À l'aube de la période républicaine, le conflit autour de ces territoires, qui coïncide avec le début du développement du capitalisme au Salvador, se distingue par la suppression, en 1823, de l'actuel site archéologique au sein de la division politico-administrative de l'"Alcaldía Mayor de Sonsonate", qui faisait partie du Guatemala et qui, la même année, a été annexée à la province de San Salvador. De cette manière, Tacushcalco, qui était reconnu comme un "pueblo de indios" tout au long de la période coloniale, a été éliminé en termes politiques et administratifs et ses territoires ont fait partie des municipalités actuelles de Sonsonate et Nahulingo. Les preuves indiquent que les causes de la suppression de Tacushcalco pourraient être associées au saut dans la formation économique et sociale du Salvador pendant cette période historique.
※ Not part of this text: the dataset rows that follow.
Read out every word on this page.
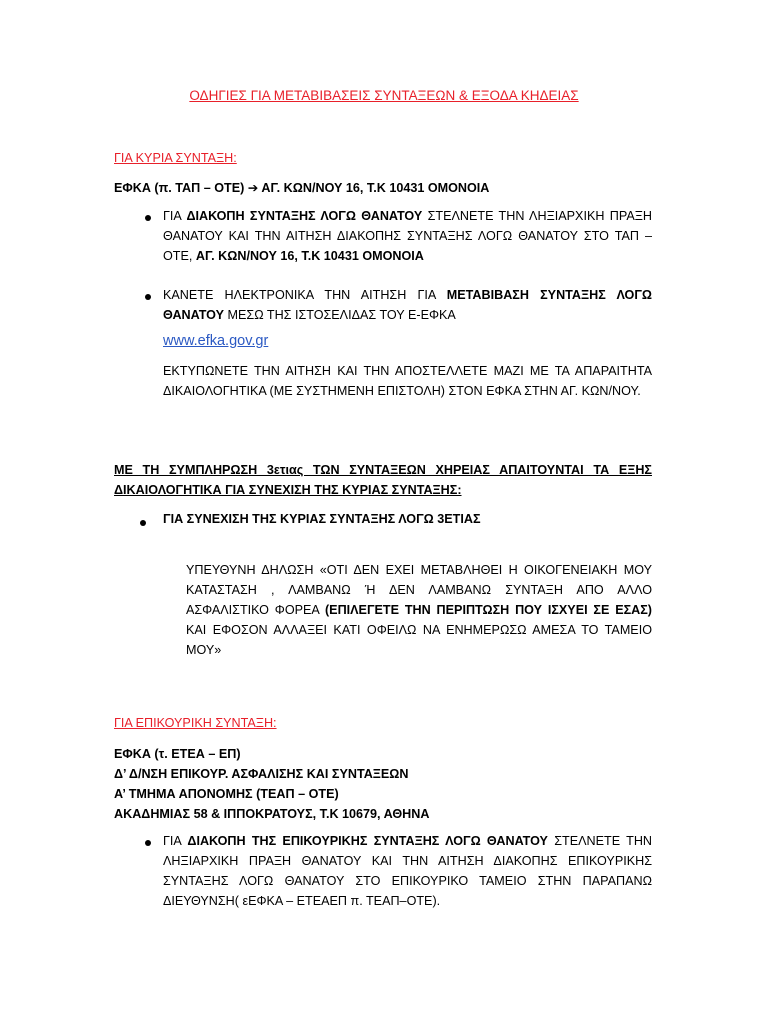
ΟΔΗΓΙΕΣ ΓΙΑ ΜΕΤΑΒΙΒΑΣΕΙΣ ΣΥΝΤΑΞΕΩΝ & ΕΞΟΔΑ ΚΗΔΕΙΑΣ
ΓΙΑ ΚΥΡΙΑ ΣΥΝΤΑΞΗ:
ΕΦΚΑ (π. ΤΑΠ – ΟΤΕ) ➔ ΑΓ. ΚΩΝ/ΝΟΥ 16, Τ.Κ 10431 ΟΜΟΝΟΙΑ
ΓΙΑ ΔΙΑΚΟΠΗ ΣΥΝΤΑΞΗΣ ΛΟΓΩ ΘΑΝΑΤΟΥ ΣΤΕΛΝΕΤΕ ΤΗΝ ΛΗΞΙΑΡΧΙΚΗ ΠΡΑΞΗ ΘΑΝΑΤΟΥ ΚΑΙ ΤΗΝ ΑΙΤΗΣΗ ΔΙΑΚΟΠΗΣ ΣΥΝΤΑΞΗΣ ΛΟΓΩ ΘΑΝΑΤΟΥ ΣΤΟ ΤΑΠ – ΟΤΕ, ΑΓ. ΚΩΝ/ΝΟΥ 16, Τ.Κ 10431 ΟΜΟΝΟΙΑ
ΚΑΝΕΤΕ ΗΛΕΚΤΡΟΝΙΚΑ ΤΗΝ ΑΙΤΗΣΗ ΓΙΑ ΜΕΤΑΒΙΒΑΣΗ ΣΥΝΤΑΞΗΣ ΛΟΓΩ ΘΑΝΑΤΟΥ ΜΕΣΩ ΤΗΣ ΙΣΤΟΣΕΛΙΔΑΣ ΤΟΥ Ε-ΕΦΚΑ
www.efka.gov.gr
ΕΚΤΥΠΩΝΕΤΕ ΤΗΝ ΑΙΤΗΣΗ ΚΑΙ ΤΗΝ ΑΠΟΣΤΕΛΛΕΤΕ ΜΑΖΙ ΜΕ ΤΑ ΑΠΑΡΑΙΤΗΤΑ ΔΙΚΑΙΟΛΟΓΗΤΙΚΑ (ΜΕ ΣΥΣΤΗΜΕΝΗ ΕΠΙΣΤΟΛΗ) ΣΤΟΝ ΕΦΚΑ ΣΤΗΝ ΑΓ. ΚΩΝ/ΝΟΥ.
ΜΕ ΤΗ ΣΥΜΠΛΗΡΩΣΗ 3ετιας ΤΩΝ ΣΥΝΤΑΞΕΩΝ ΧΗΡΕΙΑΣ ΑΠΑΙΤΟΥΝΤΑΙ ΤΑ ΕΞΗΣ ΔΙΚΑΙΟΛΟΓΗΤΙΚΑ ΓΙΑ ΣΥΝΕΧΙΣΗ ΤΗΣ ΚΥΡΙΑΣ ΣΥΝΤΑΞΗΣ:
ΓΙΑ ΣΥΝΕΧΙΣΗ ΤΗΣ ΚΥΡΙΑΣ ΣΥΝΤΑΞΗΣ ΛΟΓΩ 3ΕΤΙΑΣ
ΥΠΕΥΘΥΝΗ ΔΗΛΩΣΗ «ΟΤΙ ΔΕΝ ΕΧΕΙ ΜΕΤΑΒΛΗΘΕΙ Η ΟΙΚΟΓΕΝΕΙΑΚΗ ΜΟΥ ΚΑΤΑΣΤΑΣΗ , ΛΑΜΒΑΝΩ Ή ΔΕΝ ΛΑΜΒΑΝΩ ΣΥΝΤΑΞΗ ΑΠΟ ΑΛΛΟ ΑΣΦΑΛΙΣΤΙΚΟ ΦΟΡΕΑ (ΕΠΙΛΕΓΕΤΕ ΤΗΝ ΠΕΡΙΠΤΩΣΗ ΠΟΥ ΙΣΧΥΕΙ ΣΕ ΕΣΑΣ) ΚΑΙ ΕΦΟΣΟΝ ΑΛΛΑΞΕΙ ΚΑΤΙ ΟΦΕΙΛΩ ΝΑ ΕΝΗΜΕΡΩΣΩ ΑΜΕΣΑ ΤΟ ΤΑΜΕΙΟ ΜΟΥ»
ΓΙΑ ΕΠΙΚΟΥΡΙΚΗ ΣΥΝΤΑΞΗ:
ΕΦΚΑ (τ. ΕΤΕΑ – ΕΠ)
Δ’ Δ/ΝΣΗ ΕΠΙΚΟΥΡ. ΑΣΦΑΛΙΣΗΣ ΚΑΙ ΣΥΝΤΑΞΕΩΝ
Α’ ΤΜΗΜΑ ΑΠΟΝΟΜΗΣ (ΤΕΑΠ – ΟΤΕ)
ΑΚΑΔΗΜΙΑΣ 58 & ΙΠΠΟΚΡΑΤΟΥΣ, Τ.Κ 10679, ΑΘΗΝΑ
ΓΙΑ ΔΙΑΚΟΠΗ ΤΗΣ ΕΠΙΚΟΥΡΙΚΗΣ ΣΥΝΤΑΞΗΣ ΛΟΓΩ ΘΑΝΑΤΟΥ ΣΤΕΛΝΕΤΕ ΤΗΝ ΛΗΞΙΑΡΧΙΚΗ ΠΡΑΞΗ ΘΑΝΑΤΟΥ ΚΑΙ ΤΗΝ ΑΙΤΗΣΗ ΔΙΑΚΟΠΗΣ ΕΠΙΚΟΥΡΙΚΗΣ ΣΥΝΤΑΞΗΣ ΛΟΓΩ ΘΑΝΑΤΟΥ ΣΤΟ ΕΠΙΚΟΥΡΙΚΟ ΤΑΜΕΙΟ ΣΤΗΝ ΠΑΡΑΠΑΝΩ ΔΙΕΥΘΥΝΣΗ( εΕΦΚΑ – ΕΤΕΑΕΠ π. ΤΕΑΠ–ΟΤΕ).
Selon les élites économiques et politiques, ou l'oligarchie salvadorienne naissante, ce saut exigeait un nouveau régime de propriété et de gestion des terres. Cependant, c'est aussi dans la dimension symbolique que se reflètent les impacts sévères pour le peuple indigène Nahua Pipil, car la perte de Tacushcalco implique également une perte de la mémoire et des processus identitaires liés à ces territoires.
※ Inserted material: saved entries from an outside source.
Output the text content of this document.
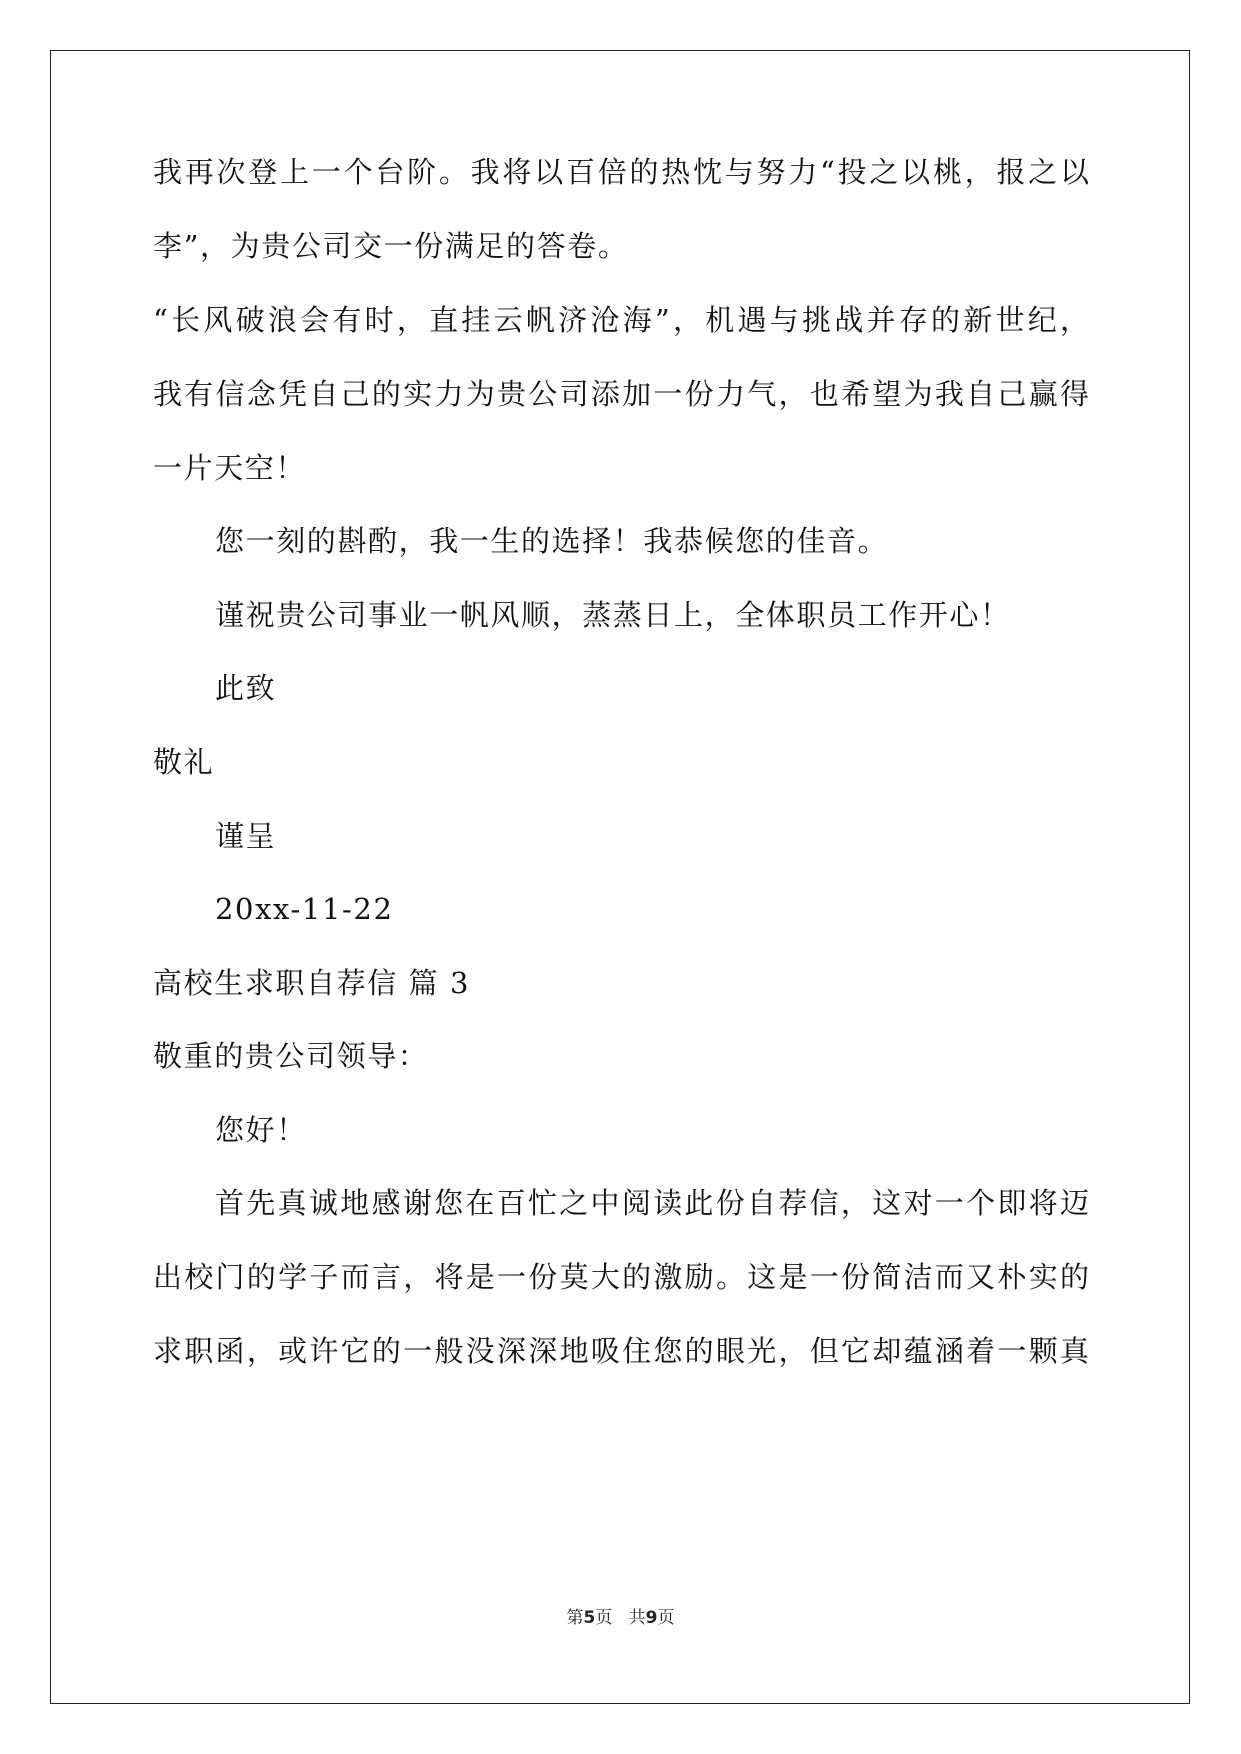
我再次登上一个台阶。我将以百倍的热忱与努力“投之以桃，报之以
李”，为贵公司交一份满足的答卷。
“长风破浪会有时，直挂云帆济沧海”，机遇与挑战并存的新世纪，
我有信念凭自己的实力为贵公司添加一份力气，也希望为我自己赢得
一片天空！
您一刻的斟酌，我一生的选择！我恭候您的佳音。
谨祝贵公司事业一帆风顺，蒸蒸日上，全体职员工作开心！
此致
敬礼
谨呈
20xx-11-22
高校生求职自荐信 篇 3
敬重的贵公司领导：
您好！
首先真诚地感谢您在百忙之中阅读此份自荐信，这对一个即将迈
出校门的学子而言，将是一份莫大的激励。这是一份简洁而又朴实的
求职函，或许它的一般没深深地吸住您的眼光，但它却蕴涵着一颗真
第5页 共9页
La centralité du conflit autour de Tacushcalco et des territoires de la seigneurie de Los Izalcos dans l'histoire salvadorienne est indiscutable, tout comme la valeur symbolique, sociale et scientifique de Tacushcalco, mais malgré cela, les institutions de l'État n'ont rien fait ou presque pour donner de la dignité à ce site ancestral. Dans la période néolibérale actuelle, les territoires de Tacushcalco sont abandonnés par l'État et continuent d'être pillés par l'industrie moderne de la canne à sucre et les sociétés immobilières. Comme déjà mentionné, en 2017, un consortium immobilier salvadorien bien connu (l'entreprise Fenix-Salazar Romero) a endommagé une partie du site et pollué le rio Ceniza avec un projet de développement urbain, violant également les droits humains culturels et environnementaux des peuples autochtones et des communautés paysannes du territoire. Cela a provoqué une mobilisation communautaire qui a donné naissance à un mouvement citoyen pluriel et articulé, non seulement au niveau territorial, mais aussi au niveau de la capitale salvadorienne et avec une projection nationale. Il s'agit du " Mouvement Tacushcalco " qui, au cours de l'année 2018, s'est positionné plus précisément autour du conflit et a établi sa dynamique d'organisation et de mobilisation, ainsi que ses principales revendications vis-à-vis de l'État salvadorien.

Structure préhispanique située à proximité du centre cérémoniel du site de Tacushcalco. Photo : Sampeck (2011). Revista La Universidad N° 14.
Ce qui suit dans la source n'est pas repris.